A portrait of the Islamist ferment that attracted youths from across the Muslim world to Taliban-ruled Afghanistan five years ago emerges from the trove of documents on the "war on terror" detainees held in Guantanamo Bay, Cuba.
But details about their role in the fighting in Afghanistan are often sparse in the reports, which were released on Friday by the Pentagon after losing a court battle to keep the names and personal details of the detainees secret.
Abdallah Salah Ali al-Ajmi, who deserted the Kuwaiti military to become a Taliban fighter, is fairly typical of the more than 300 detainees whose trajectories are sketched out in thousands of pages of documents.
The Kuwaiti allegedly admitted he fought with the Taliban against the US-backed Northern Alliance near Bagram and "engaged in two or three fire fights with the Northern Alliance," the report said.
Al-Ajmi "is regarded as a continued threat to the United States and its allies," the report said, noting that he had asserted that he considered himself a jihadist and "would kill as many Americans as he can."
Psychological ordeal
The psychological ordeal that befell some detainees at Guantanamo, where most have been held as "enemy combatants" for nearly four years without charges, is noted with clinical precision in some of the accounts prepared by the US military.
Mishal Awad Sayaf Alhabiri, who attempted suicide at the prison on Jan. 16, 2003, is considered for release in one document because he suffered "significant brain injury due to oxygen loss."
"He will need to be in some assisted living situation, though he can follow simple concrete directions," the report to a panel reviewing his case said.
Sofiane Haderbache, an alleged al-Qaeda member who traveled from France to Afghanistan, is described in another such document as a combative prisoner who defied guards by standing naked in his cell.
"Detainee's recorded behaviors, medication history and utilization pattern of psychiatric services suggest this detainee is regressing," the report says.
Origin
How individual detainees wound up in Guantanamo is a recurring subject of the documents, reflecting the military's efforts to piece together a picture of an enemy it knew little about before the Sept. 11, 2001 attacks on the US.
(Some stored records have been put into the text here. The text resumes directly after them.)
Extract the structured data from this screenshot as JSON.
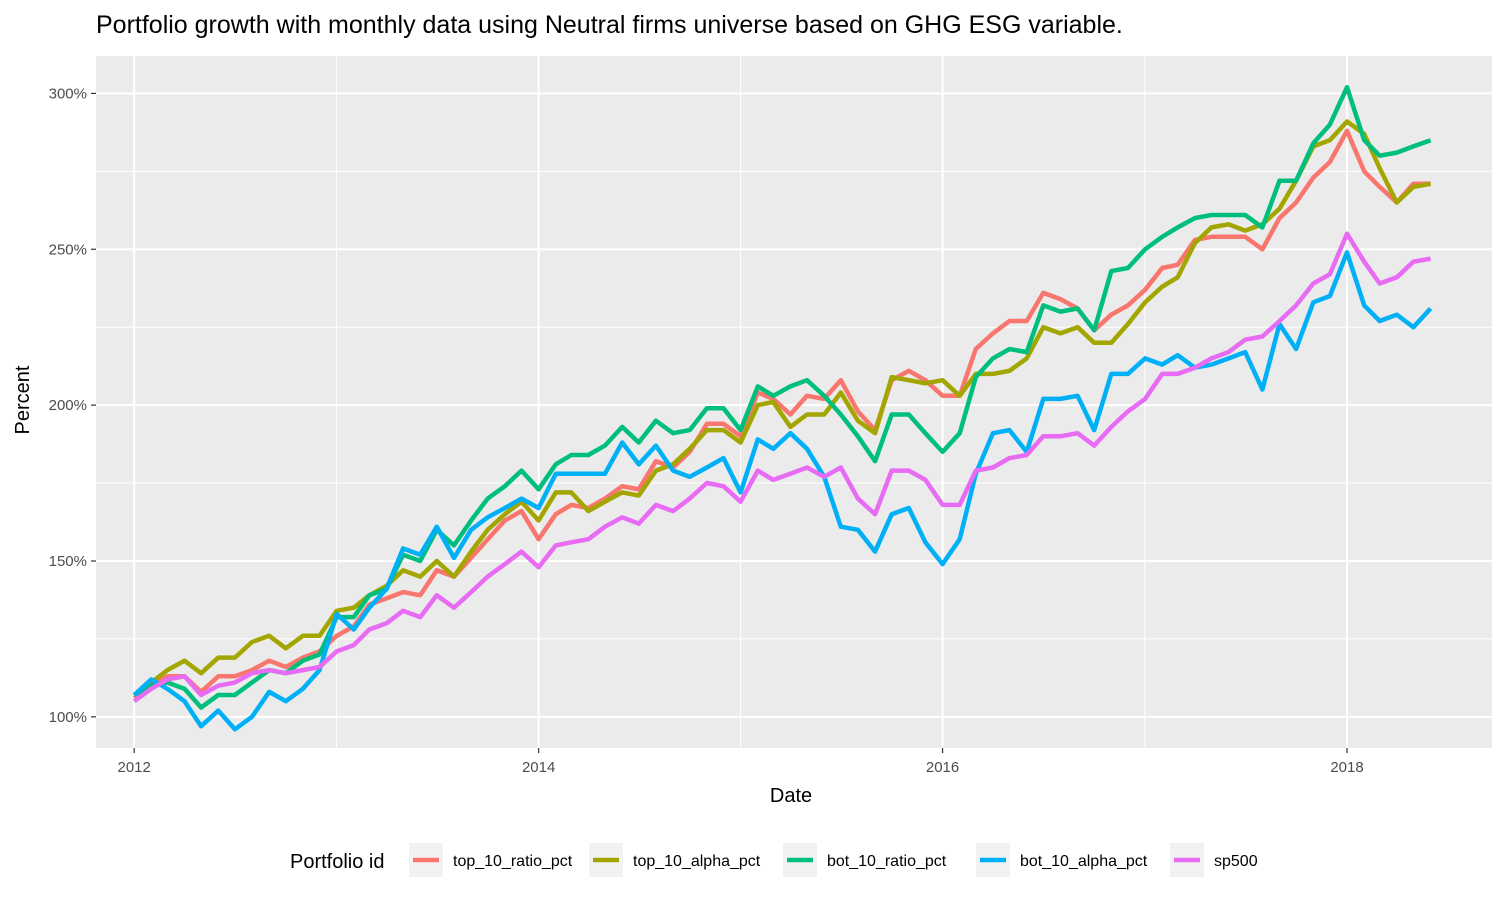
{
  "chart_data": {
    "type": "line",
    "title": "Portfolio growth with monthly data using Neutral firms universe based on GHG ESG variable.",
    "xlabel": "Date",
    "ylabel": "Percent",
    "xlim": [
      "2011-10-24",
      "2018-09-20"
    ],
    "ylim": [
      90,
      312
    ],
    "x_ticks": [
      {
        "value": "2012-01-01",
        "label": "2012"
      },
      {
        "value": "2014-01-01",
        "label": "2014"
      },
      {
        "value": "2016-01-01",
        "label": "2016"
      },
      {
        "value": "2018-01-01",
        "label": "2018"
      }
    ],
    "y_ticks": [
      {
        "value": 100,
        "label": "100%"
      },
      {
        "value": 150,
        "label": "150%"
      },
      {
        "value": 200,
        "label": "200%"
      },
      {
        "value": 250,
        "label": "250%"
      },
      {
        "value": 300,
        "label": "300%"
      }
    ],
    "grid": true,
    "legend": {
      "title": "Portfolio id",
      "position": "bottom"
    },
    "x": [
      "2012-01",
      "2012-02",
      "2012-03",
      "2012-04",
      "2012-05",
      "2012-06",
      "2012-07",
      "2012-08",
      "2012-09",
      "2012-10",
      "2012-11",
      "2012-12",
      "2013-01",
      "2013-02",
      "2013-03",
      "2013-04",
      "2013-05",
      "2013-06",
      "2013-07",
      "2013-08",
      "2013-09",
      "2013-10",
      "2013-11",
      "2013-12",
      "2014-01",
      "2014-02",
      "2014-03",
      "2014-04",
      "2014-05",
      "2014-06",
      "2014-07",
      "2014-08",
      "2014-09",
      "2014-10",
      "2014-11",
      "2014-12",
      "2015-01",
      "2015-02",
      "2015-03",
      "2015-04",
      "2015-05",
      "2015-06",
      "2015-07",
      "2015-08",
      "2015-09",
      "2015-10",
      "2015-11",
      "2015-12",
      "2016-01",
      "2016-02",
      "2016-03",
      "2016-04",
      "2016-05",
      "2016-06",
      "2016-07",
      "2016-08",
      "2016-09",
      "2016-10",
      "2016-11",
      "2016-12",
      "2017-01",
      "2017-02",
      "2017-03",
      "2017-04",
      "2017-05",
      "2017-06",
      "2017-07",
      "2017-08",
      "2017-09",
      "2017-10",
      "2017-11",
      "2017-12",
      "2018-01",
      "2018-02",
      "2018-03",
      "2018-04",
      "2018-05",
      "2018-06"
    ],
    "series": [
      {
        "name": "top_10_ratio_pct",
        "color": "#F8766D",
        "values": [
          106,
          110,
          113,
          113,
          108,
          113,
          113,
          115,
          118,
          116,
          119,
          121,
          126,
          129,
          136,
          138,
          140,
          139,
          147,
          145,
          151,
          157,
          163,
          166,
          157,
          165,
          168,
          167,
          170,
          174,
          173,
          182,
          180,
          185,
          194,
          194,
          190,
          204,
          202,
          197,
          203,
          202,
          208,
          198,
          192,
          208,
          211,
          208,
          203,
          203,
          218,
          223,
          227,
          227,
          236,
          234,
          231,
          224,
          229,
          232,
          237,
          244,
          245,
          253,
          254,
          254,
          254,
          250,
          260,
          265,
          273,
          278,
          288,
          275,
          270,
          265,
          271,
          271
        ]
      },
      {
        "name": "top_10_alpha_pct",
        "color": "#A3A500",
        "values": [
          107,
          111,
          115,
          118,
          114,
          119,
          119,
          124,
          126,
          122,
          126,
          126,
          134,
          135,
          139,
          142,
          147,
          145,
          150,
          145,
          153,
          160,
          165,
          169,
          163,
          172,
          172,
          166,
          169,
          172,
          171,
          179,
          181,
          186,
          192,
          192,
          188,
          200,
          201,
          193,
          197,
          197,
          204,
          195,
          191,
          209,
          208,
          207,
          208,
          203,
          210,
          210,
          211,
          215,
          225,
          223,
          225,
          220,
          220,
          226,
          233,
          238,
          241,
          252,
          257,
          258,
          256,
          258,
          263,
          272,
          283,
          285,
          291,
          287,
          276,
          265,
          270,
          271
        ]
      },
      {
        "name": "bot_10_ratio_pct",
        "color": "#00BF7D",
        "values": [
          107,
          110,
          111,
          109,
          103,
          107,
          107,
          111,
          115,
          114,
          118,
          120,
          132,
          132,
          139,
          141,
          152,
          150,
          160,
          155,
          163,
          170,
          174,
          179,
          173,
          181,
          184,
          184,
          187,
          193,
          188,
          195,
          191,
          192,
          199,
          199,
          192,
          206,
          203,
          206,
          208,
          203,
          197,
          190,
          182,
          197,
          197,
          191,
          185,
          191,
          209,
          215,
          218,
          217,
          232,
          230,
          231,
          224,
          243,
          244,
          250,
          254,
          257,
          260,
          261,
          261,
          261,
          257,
          272,
          272,
          284,
          290,
          302,
          285,
          280,
          281,
          283,
          285
        ]
      },
      {
        "name": "bot_10_alpha_pct",
        "color": "#00B0F6",
        "values": [
          107,
          112,
          109,
          105,
          97,
          102,
          96,
          100,
          108,
          105,
          109,
          115,
          133,
          128,
          135,
          141,
          154,
          152,
          161,
          151,
          160,
          164,
          167,
          170,
          167,
          178,
          178,
          178,
          178,
          188,
          181,
          187,
          179,
          177,
          180,
          183,
          172,
          189,
          186,
          191,
          186,
          177,
          161,
          160,
          153,
          165,
          167,
          156,
          149,
          157,
          178,
          191,
          192,
          185,
          202,
          202,
          203,
          192,
          210,
          210,
          215,
          213,
          216,
          212,
          213,
          215,
          217,
          205,
          226,
          218,
          233,
          235,
          249,
          232,
          227,
          229,
          225,
          231
        ]
      },
      {
        "name": "sp500",
        "color": "#E76BF3",
        "values": [
          105,
          109,
          112,
          113,
          107,
          110,
          111,
          114,
          115,
          114,
          115,
          116,
          121,
          123,
          128,
          130,
          134,
          132,
          139,
          135,
          140,
          145,
          149,
          153,
          148,
          155,
          156,
          157,
          161,
          164,
          162,
          168,
          166,
          170,
          175,
          174,
          169,
          179,
          176,
          178,
          180,
          177,
          180,
          170,
          165,
          179,
          179,
          176,
          168,
          168,
          179,
          180,
          183,
          184,
          190,
          190,
          191,
          187,
          193,
          198,
          202,
          210,
          210,
          212,
          215,
          217,
          221,
          222,
          227,
          232,
          239,
          242,
          255,
          246,
          239,
          241,
          246,
          247
        ]
      }
    ]
  }
}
Taken together, they suggest that the movement of youths to Taliban-ruled Afghanistan before and after Sept. 11 was a loosely organized affair.
They took different paths -- some clandestinely with false passports but others openly on commercial airline flights to Pakistan. Some came with connections to Islamist groups, while others seemingly acted on impulse.
They came from Yemen, Saudi Arabia, Kuwait, the United Arab Emirates, Tunisia, Algeria, Britain, France, among other countries. Some came in through Iran, according to the report.
They often were put up at guesthouses run by groups of different nationalities, before moving on to training camps run by al-Qaeda or the Taliban.
Osama bin Laden pops up as well in the reports, which carefully note if a detainee heard him speak or saw him while in Afghanistan. But in the accounts the al-Qaeda leader appears as someone seen at a distance.
The reports note detainees' connections to Islamist groups or other alleged jihadists. The Finsbury Park Mosque in London appears frequently in the reports as a stop for detainees who traveled to Afghanistan from Europe.
Ahmed Bin Saleh Bel Bacha, a detainee who trained in the Algerian army, for instance, is said to have traveled on a false French passport to London, where he went to the Finbury Park Mosque.
The report alleges he obtained another false passport there with which he traveled to Afghanistan.
Questions
The documents often raise more questions than they answer.
Abdallah al-Rushaydan, who was captured on the Afghan-Pakistani border in December 2001, is described as having been employed by an Islamic aid organization linked in Asian media reports to Abu Sayyaf, an Islamist group in the Philippines.
He traveled to Damascus, Tehran and Afghanistan in November 2001, a report said. In Damascus, he shared a hotel room with a Taliban official who was later arrested in connection with a March 2002 rocket attack directed at US forces in Afghanistan.
But the report does not spell out what he did to be considered an enemy combatant, and says he denied being a member of al-Qaeda or other militant groups.
Under a heading titled "relevant data," the report quotes him as saying when asked about his reasons for traveling to Afghanistan, "I would tell you the truth, but you would get mad."